La grève de 1947, arme des trusts

Les socialistes et les tenants du syndicalisme libre rongeaient leur frein dans la CGT ; à l’arrière-plan, il y a également les anarchistes et les trotskistes, qui espèrent pouvoir affaiblir à la moindre occasion le PCF.

Or, le PCF se retrouve profondément coincé par sa ligne de soumission au gaullisme. Il y a en effet une ligne républicaine assumée, le PCF se présentant comme le meilleur élève du régime républicain et encourageant la reprise de la production par tous les moyens. C’est une ligne de démocratie populaire mais totalement désaxée de par le fait que la question du pouvoir est totalement oubliée.

La bataille de la production, publié en 1946

Cette conception développée par Maurice Thorez l’emporte cependant entièrement dans le PCF. Victorin Duguet, mineur devenu secrétaire fédéral CGT, puis président des Charbonnages de France, explique en mars 1947 :

« Ce que je vais vous dire vous paraîtra dur, mais il faut que vous produisiez davantage. La nationalisation des mines n’est pas un échec : il faut faire la preuve que le rendement, le prix de revient, l’ordre et la discipline sont meilleurs qu’avant guerre, sinon il en sera fini des Houillères nationales. »

Or, non seulement la ligne est incohérente, mais en plus les masses ne la comprennent pas pour une partie significative. Il s’ensuit une incompréhension fondamentale de la position du PCF et des séries de grèves.

Cela produisit un espace dans lequel va se précipiter l’ultra-gauche, qui profite du désarroi des masses alors que le marché noir est encore là, que la production n’atteint le niveau de 1938 que vers fin 1949, que les prix ont été par multiplié quatre, cinq, six par rapport à l’avant-guerre, les salaires seulement par entre trois et quatre.

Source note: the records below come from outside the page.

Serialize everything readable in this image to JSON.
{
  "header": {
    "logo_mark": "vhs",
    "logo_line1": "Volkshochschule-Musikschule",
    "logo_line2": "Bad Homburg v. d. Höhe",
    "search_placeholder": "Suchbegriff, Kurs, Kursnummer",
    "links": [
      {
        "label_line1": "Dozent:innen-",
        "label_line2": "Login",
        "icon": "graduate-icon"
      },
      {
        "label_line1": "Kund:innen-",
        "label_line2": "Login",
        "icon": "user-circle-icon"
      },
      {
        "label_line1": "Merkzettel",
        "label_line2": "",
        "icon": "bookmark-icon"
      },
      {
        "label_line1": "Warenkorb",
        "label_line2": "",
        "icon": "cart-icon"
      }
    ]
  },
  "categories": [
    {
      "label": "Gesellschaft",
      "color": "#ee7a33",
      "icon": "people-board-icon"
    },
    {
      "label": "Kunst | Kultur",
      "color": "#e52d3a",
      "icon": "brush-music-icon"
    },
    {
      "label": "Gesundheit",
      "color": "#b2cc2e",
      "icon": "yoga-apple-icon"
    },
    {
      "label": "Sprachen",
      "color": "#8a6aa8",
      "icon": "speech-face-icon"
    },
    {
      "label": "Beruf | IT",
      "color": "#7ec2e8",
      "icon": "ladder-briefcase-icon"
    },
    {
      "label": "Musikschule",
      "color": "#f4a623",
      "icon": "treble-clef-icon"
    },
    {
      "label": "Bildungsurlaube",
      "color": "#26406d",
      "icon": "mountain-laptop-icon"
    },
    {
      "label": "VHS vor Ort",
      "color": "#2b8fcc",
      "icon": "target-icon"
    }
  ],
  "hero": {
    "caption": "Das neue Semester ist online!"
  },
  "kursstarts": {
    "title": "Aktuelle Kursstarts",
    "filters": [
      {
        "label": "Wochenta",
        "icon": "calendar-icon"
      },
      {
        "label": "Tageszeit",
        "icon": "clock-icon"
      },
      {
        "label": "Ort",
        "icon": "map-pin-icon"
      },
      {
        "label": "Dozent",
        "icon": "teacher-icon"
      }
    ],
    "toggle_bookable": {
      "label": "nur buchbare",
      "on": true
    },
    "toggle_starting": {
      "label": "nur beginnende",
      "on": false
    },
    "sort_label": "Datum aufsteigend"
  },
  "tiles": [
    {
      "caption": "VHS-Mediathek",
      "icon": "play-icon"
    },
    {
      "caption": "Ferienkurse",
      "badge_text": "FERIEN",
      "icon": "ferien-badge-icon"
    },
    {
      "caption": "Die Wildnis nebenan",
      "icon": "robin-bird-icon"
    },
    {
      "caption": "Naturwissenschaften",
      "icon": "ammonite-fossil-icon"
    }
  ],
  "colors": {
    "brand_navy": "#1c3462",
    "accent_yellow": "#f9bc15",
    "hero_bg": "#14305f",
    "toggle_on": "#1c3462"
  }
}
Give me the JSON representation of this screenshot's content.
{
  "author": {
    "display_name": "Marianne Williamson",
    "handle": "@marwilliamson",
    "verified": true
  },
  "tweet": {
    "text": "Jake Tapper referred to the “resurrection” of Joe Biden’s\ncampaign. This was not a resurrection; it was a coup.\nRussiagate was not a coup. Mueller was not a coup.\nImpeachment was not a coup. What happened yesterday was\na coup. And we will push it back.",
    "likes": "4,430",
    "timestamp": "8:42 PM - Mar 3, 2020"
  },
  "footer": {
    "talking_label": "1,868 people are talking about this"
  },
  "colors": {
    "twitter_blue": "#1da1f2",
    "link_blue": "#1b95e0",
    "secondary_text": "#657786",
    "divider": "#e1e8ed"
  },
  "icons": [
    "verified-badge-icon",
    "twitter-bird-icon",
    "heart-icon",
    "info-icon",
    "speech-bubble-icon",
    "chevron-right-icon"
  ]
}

Au moyen de la démagogie et du rejet de toute analyse politique de la situation, l’ultra-gauche anarchiste et trotskistes lance des initiatives de lutte, soutenues par les tenants du syndicalisme libre voyant un espace pour affirmer la nature purement « syndicale » de la CGT.

Au mois d’août 1946, les Postes et Télécommunications entrent en grève. Elle se termine rapidement par un succès après un énorme élan, mais le PCF a tout compris : il sait que la « minorité » de la CGT a été au cœur d’une véritable tentative de déstabilisation, à la fois sociale et syndicale.

Elle a d’ailleurs formé indépendamment un Comité national de grève. Les socialistes embraient d’ailleurs aussi et dans l’organe Le Populaire, on appelle en août à une CGT au-dessus des partis politiques.

L’opération est une réussite : le Comité national de grève entraîne peu après 15 000 personnes hors de la CGT, la moitié formant un Comité d’action syndicaliste (CAS) en décembre 1946 dont le dirigeant était Camille Mourguès, issu de la gauche pro-trotskiste de la SFIO qui forma en 1938 le Parti socialiste ouvrier et paysan. Son premier inscrit fut Jean Mathé, secrétaire général du Syndicat national des agents des PTT en 1927 et qui ne participa pas à la Résistance.

D’autres CAS se constituèrent, comme CAS SNCF, Métaux, Transports, Hôpitaux, Alimentation.

Ce qui s’enclenchait était une véritable vague de grèves rendant l’ambiance explosive.


Nombre
de grèves
Nombre
de grévistes
Journées perdues
1946 528 180 000 386 000
1947 2 285 Pratiquement 3 millions 22 673 000
1948 1 425 Un peu plus de 6,5 millions 13 133 000

Les trotskistes réalisent alors un coup formidable : en avril 1947, ils déclenchent une grève dans les ateliers 6 et 18 de l’usine Renault-Billancourt. La CGT tente de relativiser, mais la conscience des masses est trop faible pour faire de la politique, alors que qui plus est la grève est appuyée par les socialistes (les Jeunesses socialistes apportant même une voiture avec des hauts-parleurs), les anarchistes, ainsi que la CFTC, le syndicat lié à l’Église catholique.

La CGT, déboussolé entre sa nature syndicale et son positionnement pro-PCF, s’enlise et échoue. Elle cède et suit le mouvement, privilégiant la tournure syndicaliste, pour réussir à prendre le dessus et arracher un accord.

Mais le PCF en paie le prix fort : il est exclu du gouvernement le 4 mai 1947 par le président du conseil Paul Ramadier, ce que confirme immédiatement le conseil national de la SFIO le 6 mai par 2529 mandats contre 2125.

Les trotskistes, eux, sont galvanisés et leurs trois principaux courants possèdent désormais une dynamique pour les cinquante prochaines années.